Happy Birthday! Twitter turns 7
I've been on Twitter so long, I forgot just how short a time that really is -- or how much has changed since March 21, 2006. The service claims 200 million active users tweeting 400 million times a day. But the real measure is much larger -- how Twitter, and other innovations arriving around the same time, fundamentally changed billions of lives five to seven years later.
The service's editorial director, Karen Wickre, calls Twitter a "global town square", which is appropriate description. People gather to look, listen, gossip, grab news or listen to the town crier. I've often grumbled about the 140-character limitation, but brevity has benefits. Statements are succinct. No one talks on and on and on without interruption. If anything, butting in defines Twitter interaction. You will be heard whether or not anyone wants you to be.
"The percentage of internet users who are on Twitter has doubled since November 2010, currently standing at 16 percent", according to Pew Internet. Eighteen to 29 year-olds (27 percent), African Americans (26 percent) and urbanites (20 percent) are most-likely to use the social network. This pales in comparison to Facebook -- 67 percent of U.S. Internet users and 86 percent of 18-29 year-olds.
Twitter's start marks a golden age of innovation that transforms the lives of a large chunk of the earth's population. Facebook and Twitter opened to the public the same year -- 2006. YouTube did the same at the end of November 2005, but Google's acquisition 11 months later took the service everywhere. Then in June 2007, Apple released iPhone, which forever changed mobile devices. All the while, Google pushed forward development of Android and Chrome, which came to market in late 2008. Eveything today is different because of these products -- and others surrounding them.
I remember how hard watching video online was before YouTube. Now every major TV network streams programs, while services like Amazon, Hulu and Netflix develop compelling, original programs for streaming not traditional broadcast. YouTube is the global pulse of original video content, with the service now claiming 1 billion unique visitors a month. Facebook's 1 billion number is more -- unique users. While Twitter's reach isn't as wide, its impact, particularly as a tool used with the others, cannot be overstated.
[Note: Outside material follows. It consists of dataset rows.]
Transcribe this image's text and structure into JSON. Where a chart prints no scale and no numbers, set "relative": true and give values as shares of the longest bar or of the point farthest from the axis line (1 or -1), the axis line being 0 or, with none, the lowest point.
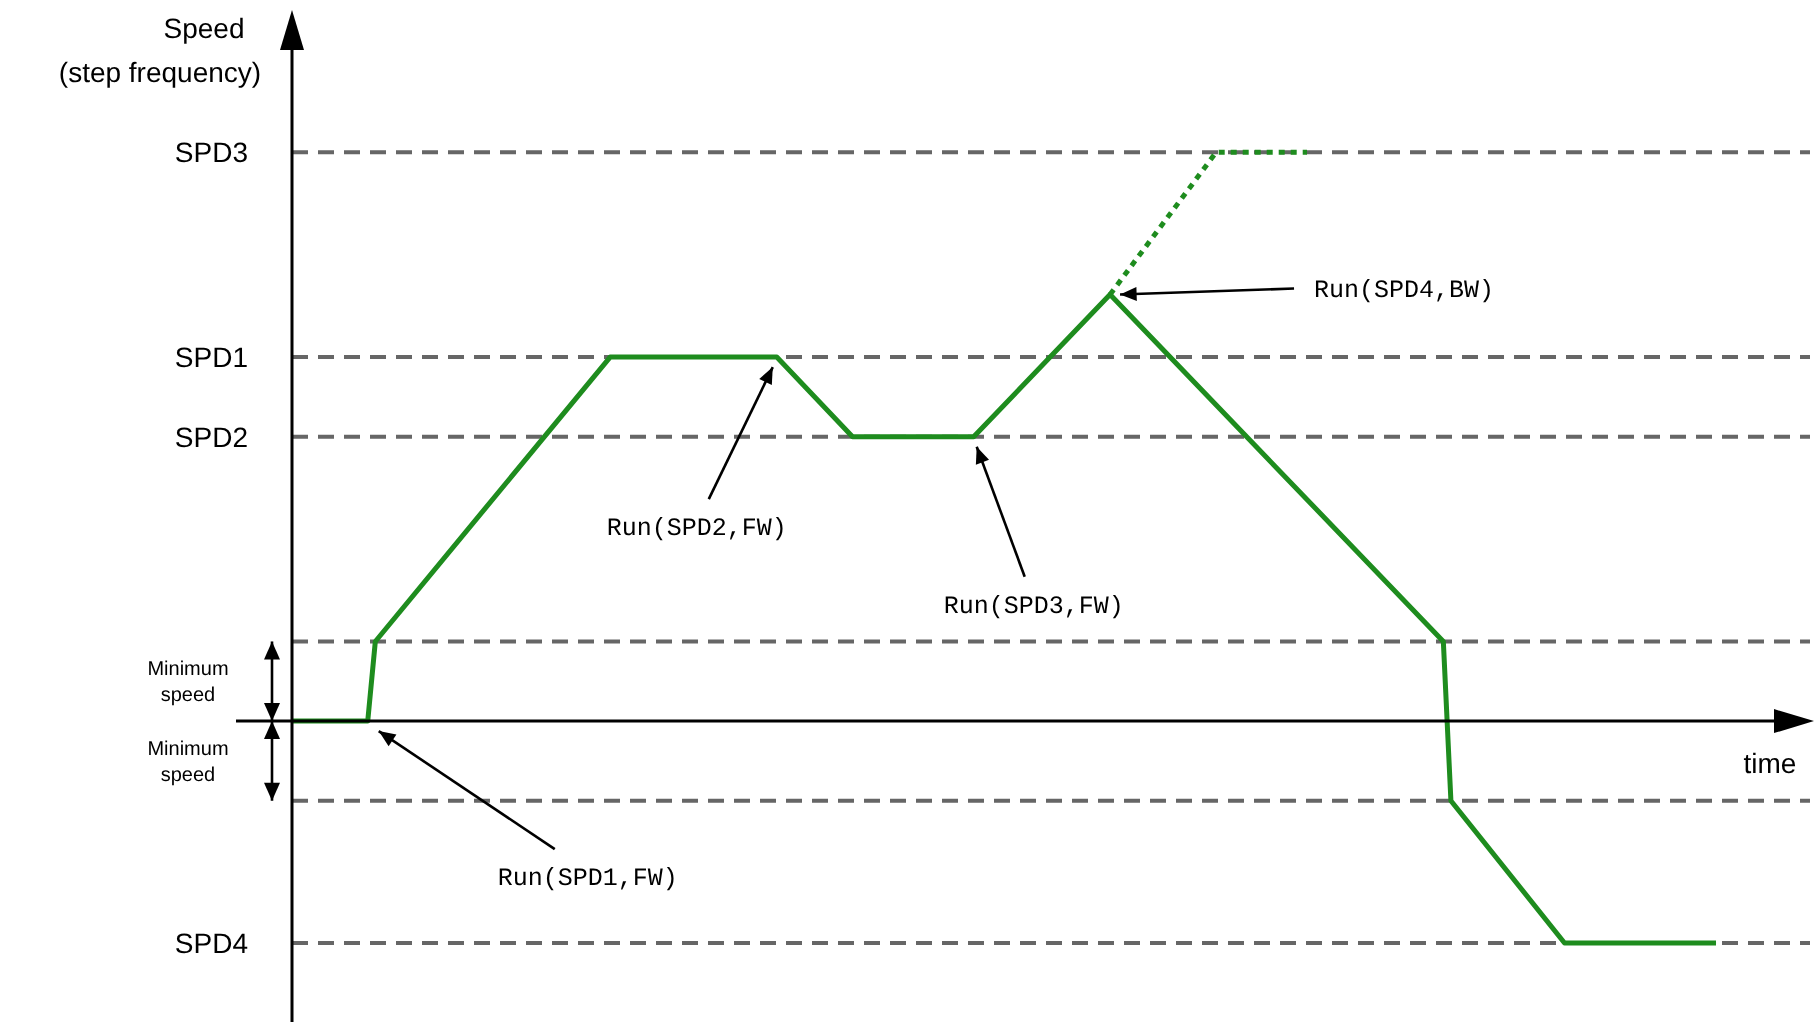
{
  "chart_data": {
    "type": "line",
    "relative": true,
    "ylabel": "Speed (step frequency)",
    "xlabel": "time",
    "grid": false,
    "marker": "none",
    "categories": [
      null,
      null,
      null,
      null,
      null,
      null,
      null,
      null,
      null,
      null,
      null,
      null,
      null,
      null,
      null,
      null,
      null,
      null,
      null,
      null,
      null,
      null,
      null,
      null,
      null,
      null,
      null,
      null,
      null,
      null,
      null,
      null,
      null,
      null,
      null,
      null,
      null,
      null,
      null,
      null,
      null,
      null,
      null,
      null,
      null,
      null,
      null,
      null,
      null,
      null,
      null,
      null,
      null,
      null,
      null,
      null,
      null,
      null,
      null,
      null,
      null,
      null,
      null,
      null,
      null,
      null,
      null,
      null,
      null,
      null,
      null,
      null,
      null,
      null,
      null,
      null,
      null,
      null,
      null,
      null,
      null,
      null,
      null,
      null,
      null,
      null,
      null,
      null,
      null,
      null,
      null,
      null,
      null,
      null,
      null,
      null,
      null,
      null,
      null,
      null,
      null,
      null,
      null,
      null,
      null,
      null,
      null,
      null,
      null,
      null,
      null,
      null,
      null,
      null,
      null,
      null,
      null,
      null,
      null,
      null,
      null,
      null,
      null,
      null,
      null,
      null,
      null,
      null,
      null,
      null,
      null,
      null,
      null,
      null,
      null,
      null,
      null,
      null,
      null,
      null,
      null,
      null,
      null,
      null,
      null,
      null,
      null,
      null,
      null,
      null,
      null,
      null,
      null,
      null,
      null,
      null,
      null,
      null,
      null,
      null,
      null,
      null,
      null,
      null,
      null,
      null,
      null,
      null,
      null,
      null,
      null,
      null,
      null,
      null,
      null,
      null,
      null,
      null,
      null,
      null,
      null,
      null,
      null,
      null,
      null,
      null,
      null,
      null,
      null
    ],
    "series": [
      {
        "color": "#1e8c1e",
        "line_style": "solid",
        "values": [
          0,
          null,
          null,
          null,
          null,
          null,
          null,
          null,
          null,
          null,
          0,
          0.14,
          null,
          null,
          null,
          null,
          null,
          null,
          null,
          null,
          null,
          null,
          null,
          null,
          null,
          null,
          null,
          null,
          null,
          null,
          null,
          null,
          null,
          null,
          null,
          null,
          null,
          null,
          null,
          null,
          null,
          null,
          0.64,
          null,
          null,
          null,
          null,
          null,
          null,
          null,
          null,
          null,
          null,
          null,
          null,
          null,
          null,
          null,
          null,
          null,
          null,
          null,
          null,
          null,
          0.64,
          null,
          null,
          null,
          null,
          null,
          null,
          null,
          null,
          null,
          0.5,
          null,
          null,
          null,
          null,
          null,
          null,
          null,
          null,
          null,
          null,
          null,
          null,
          null,
          null,
          null,
          0.5,
          null,
          null,
          null,
          null,
          null,
          null,
          null,
          null,
          null,
          null,
          null,
          null,
          null,
          null,
          null,
          null,
          null,
          0.75,
          null,
          null,
          null,
          null,
          null,
          null,
          null,
          null,
          null,
          null,
          null,
          null,
          null,
          null,
          null,
          null,
          null,
          null,
          null,
          null,
          null,
          null,
          null,
          null,
          null,
          null,
          null,
          null,
          null,
          null,
          null,
          null,
          null,
          null,
          null,
          null,
          null,
          null,
          null,
          null,
          null,
          null,
          null,
          0.14,
          -0.14,
          null,
          null,
          null,
          null,
          null,
          null,
          null,
          null,
          null,
          null,
          null,
          null,
          null,
          null,
          -0.39,
          null,
          null,
          null,
          null,
          null,
          null,
          null,
          null,
          null,
          null,
          null,
          null,
          null,
          null,
          null,
          null,
          null,
          null,
          null,
          -0.39
        ]
      },
      {
        "color": "#1e8c1e",
        "line_style": "dotted",
        "values": [
          null,
          null,
          null,
          null,
          null,
          null,
          null,
          null,
          null,
          null,
          null,
          null,
          null,
          null,
          null,
          null,
          null,
          null,
          null,
          null,
          null,
          null,
          null,
          null,
          null,
          null,
          null,
          null,
          null,
          null,
          null,
          null,
          null,
          null,
          null,
          null,
          null,
          null,
          null,
          null,
          null,
          null,
          null,
          null,
          null,
          null,
          null,
          null,
          null,
          null,
          null,
          null,
          null,
          null,
          null,
          null,
          null,
          null,
          null,
          null,
          null,
          null,
          null,
          null,
          null,
          null,
          null,
          null,
          null,
          null,
          null,
          null,
          null,
          null,
          null,
          null,
          null,
          null,
          null,
          null,
          null,
          null,
          null,
          null,
          null,
          null,
          null,
          null,
          null,
          null,
          null,
          null,
          null,
          null,
          null,
          null,
          null,
          null,
          null,
          null,
          null,
          null,
          null,
          null,
          null,
          null,
          null,
          null,
          0.75,
          null,
          null,
          null,
          null,
          null,
          null,
          null,
          null,
          null,
          null,
          null,
          null,
          null,
          1,
          null,
          null,
          null,
          null,
          null,
          null,
          null,
          null,
          null,
          null,
          null,
          1,
          null,
          null,
          null,
          null,
          null,
          null,
          null,
          null,
          null,
          null,
          null,
          null,
          null,
          null,
          null,
          null,
          null,
          null,
          null,
          null,
          null,
          null,
          null,
          null,
          null,
          null,
          null,
          null,
          null,
          null,
          null,
          null,
          null,
          null,
          null,
          null,
          null,
          null,
          null,
          null,
          null,
          null,
          null,
          null,
          null,
          null,
          null,
          null,
          null,
          null,
          null,
          null,
          null,
          null
        ]
      }
    ],
    "ref_lines": [
      {
        "axis": "y",
        "value": 1,
        "label": "SPD3",
        "color": "#666666",
        "line_style": "dashed"
      },
      {
        "axis": "y",
        "value": 0.64,
        "label": "SPD1",
        "color": "#666666",
        "line_style": "dashed"
      },
      {
        "axis": "y",
        "value": 0.5,
        "label": "SPD2",
        "color": "#666666",
        "line_style": "dashed"
      },
      {
        "axis": "y",
        "value": 0.14,
        "label": null,
        "color": "#666666",
        "line_style": "dashed"
      },
      {
        "axis": "y",
        "value": -0.14,
        "label": null,
        "color": "#666666",
        "line_style": "dashed"
      },
      {
        "axis": "y",
        "value": -0.39,
        "label": "SPD4",
        "color": "#666666",
        "line_style": "dashed"
      }
    ],
    "annotations": [
      "Run(SPD1,FW)",
      "Run(SPD2,FW)",
      "Run(SPD3,FW)",
      "Run(SPD4,BW)",
      "Minimum speed",
      "Minimum speed"
    ]
  }
}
The first real sense of what these tools could mean for connecting people, getting out information and even how it's reported the world over came in summer 2009 on the streets of Tehran. The best reporting on the Iranian protests wasn't from CNN or many news organizations but Flickr, Twitpic, Twitter and YouTube. Tweets, images and videos poured out in real time. Where did CNN get some of its best material? Citizen journalists, like this story and images from CNN’s citizen-driven iReport.
The process repeated during the Arab Spring -- protests erupting across the Middle East during early 2011 -- and to many events since. Where once white men in suits controlled editorial content appearing on TV or in newspapers, these tools empower you. Twitter often is where major news breaks first. Much of this reporting comes via mobile devices. Where once TV stations sent out film crews, you can capture the moment by photos, videos or Tweets sent from your phone. Name a major event since 2009 for which Twitter played no part? There are none.
Something else: Twitter, along with Facebook, YouTube and other social sharing services, are valuable forensic tools -- for historians, journalists or law enforcement trying to reconstruct events. Imagine if these tools existed on Sept. 11, 2001. What if people trapped above the raging fires where the planes impacted the Twin Towers could have posted last-minute photos (via service like TwitPic) or videos (to YouTube) or messages to friends and family (Tweets and Facebook Wall). Forensic investigators could have used the videos to better reconstruct what happened to the towers and when, as they sought to understand what brought the towers down and what changes should be applied to future buildings.